Explanatory Note:
This Amendment No. 1 (“Amendment No. 1”) to Schedule 13D amends the initial statement on Schedule 13D filed by the Reporting Persons on January 31, 2022 (as subsequently amended, the “Statement”). Except as specifically provided herein, this Amendment No. 1 does not modify any of the information previously reported in the Statement, and capitalized terms used herein but not otherwise defined herein shall have the meanings ascribed to them in the Statement.
On December 21, 2022, Core Scientific, Inc., a Delaware corporation (the “Issuer”) and certain of its affiliates (collectively, the “Debtors”) filed voluntary petitions (the “Chapter 11 Cases”) in the United States Bankruptcy Court for the Southern District of Texas (the “Bankruptcy Court”) seeking relief under Chapter 11 of Title 11 of the United States Code. On January 16, 2024, the Bankruptcy Court entered an order confirming (the “Confirmation Order”) the Debtors’ Fourth Amended Joint Chapter 11 Plan of Reorganization of Core Scientific, Inc. and its Affiliated Debtors (with Technical Modifications) (the “Plan”), dated as of January 15, 2024. On January 23, 2024, (the “Effective Date”), the Plan became effective in accordance with its terms and the Debtors emerged from the Chapter 11 Cases.
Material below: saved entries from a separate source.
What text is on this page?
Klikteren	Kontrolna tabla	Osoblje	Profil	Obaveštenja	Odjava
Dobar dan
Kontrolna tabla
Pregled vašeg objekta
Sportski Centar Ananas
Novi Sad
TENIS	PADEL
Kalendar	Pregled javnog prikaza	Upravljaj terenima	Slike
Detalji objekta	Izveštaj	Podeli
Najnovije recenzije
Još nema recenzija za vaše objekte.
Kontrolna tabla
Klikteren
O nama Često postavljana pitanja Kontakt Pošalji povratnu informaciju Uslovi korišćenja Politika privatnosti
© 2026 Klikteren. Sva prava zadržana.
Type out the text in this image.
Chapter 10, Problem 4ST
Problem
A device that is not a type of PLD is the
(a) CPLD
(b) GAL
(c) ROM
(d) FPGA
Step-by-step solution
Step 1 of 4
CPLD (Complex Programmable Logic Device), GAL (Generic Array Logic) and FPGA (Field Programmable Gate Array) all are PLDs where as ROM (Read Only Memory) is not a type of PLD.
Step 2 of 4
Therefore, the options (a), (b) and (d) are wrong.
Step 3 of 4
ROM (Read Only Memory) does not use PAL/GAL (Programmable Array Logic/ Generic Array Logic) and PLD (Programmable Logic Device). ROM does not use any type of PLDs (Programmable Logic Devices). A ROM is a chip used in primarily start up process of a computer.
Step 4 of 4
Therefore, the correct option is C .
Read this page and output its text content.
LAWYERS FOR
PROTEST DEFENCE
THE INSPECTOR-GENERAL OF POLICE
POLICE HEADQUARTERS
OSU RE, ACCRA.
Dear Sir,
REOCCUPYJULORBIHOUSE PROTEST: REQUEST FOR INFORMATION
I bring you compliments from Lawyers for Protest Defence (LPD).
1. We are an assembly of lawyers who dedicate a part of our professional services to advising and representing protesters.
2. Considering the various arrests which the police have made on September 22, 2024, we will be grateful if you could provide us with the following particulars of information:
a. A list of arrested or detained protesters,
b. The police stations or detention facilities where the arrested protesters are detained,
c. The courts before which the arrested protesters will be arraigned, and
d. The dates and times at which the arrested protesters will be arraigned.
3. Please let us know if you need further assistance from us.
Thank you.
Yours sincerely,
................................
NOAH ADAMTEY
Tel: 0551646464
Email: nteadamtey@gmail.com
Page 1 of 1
On the Effective Date, in connection with the effectiveness of, and pursuant to the terms of, the Plan and the Confirmation Order, the Issuer’s common stock outstanding immediately before the Effective Date (the “Old Common Stock”) was canceled and is of no further force or effect, and the new organizational documents of the Company became effective, authorizing the issuance of new shares of common stock, par value $0.00001 per share (the “Common Stock”) and warrants.
Item 1. | Security and Issuer. |
Item 1 of the Statement is hereby amended and restated as follows:
The class of equity security to which this statement on Schedule 13D relates is the Common Stock of the Issuer. The address of the principal executive offices of the Issuer is 838 Walker Road, Suite 21-2105, Dover, DE 19904. Information given in response to each item shall be deemed incorporated by reference in all other items, as applicable.
Item 2. | Identity and Background. |
The portion of Item 2 of the Statement included below is hereby revised as follows:
(b) The principal business and principal business office of the Reporting Persons is 3753 Howard Hughes Parkway Suite 200 Las Vegas, NV 89069
Item 3. | Source and Amount of Funds or Other Consideration |
On the Effective Date, pursuant to the terms of the Plan, the Issuer’s Old Common Stock was canceled and is of no further force or effect, and, in exchange, all holders of Old Common Stock, including the Reporting Persons, received (i) for each share of Old Common Stock and unvested RSU held, shares of Common Stock in the reorganized Issuer at an exchange ratio of 10:1(subject to dilution by awards issuable under a new management incentive plan and shares of Common Stock issuable upon conversion or exercise of certain secured convertible notes, warrants, contingent value rights and settlement shares issued as part of the reorganization), and (ii) for each share of Old Common Stock held, 0.253244 Tranche 1 Warrants and 0.211037 Tranche 2 Warrants (each as defined below). The receipt of the Common Stock, Tranche 1 Warrants and Tranche 2 Warrants in exchange for Old Common Stock and unvested RSUs was involuntary, without consideration and in accordance with the Plan approved by the Bankruptcy Court.
In accordance with the Plan, holders of the Issuer’s Old Common Stock as of November 16, 2023 were granted the right to participate in a rights offering (the “Rights Offering”) for the purchase, on a pro rata basis, of up to $55 million of Common Stock to be issued pursuant to the Plan. In addition, certain members of the Issuer’s board of directors and management prior to the Effective Date, including Feinstein, committed to purchase a portion of any Common Stock not otherwise subscribed for in the Rights Offering pursuant to a backstop commitment letter (the “Backstop Commitment Letter”). Feinstein purchased 796,672 shares of Common Stock pursuant to the Rights Offering. The Reporting Persons did not purchase any Common Stock under the Backstop Commitment Letter, but Feinstein received a commitment premium of 56,905 shares of Common Stock as consideration for entering into the Backstop Commitment Letter.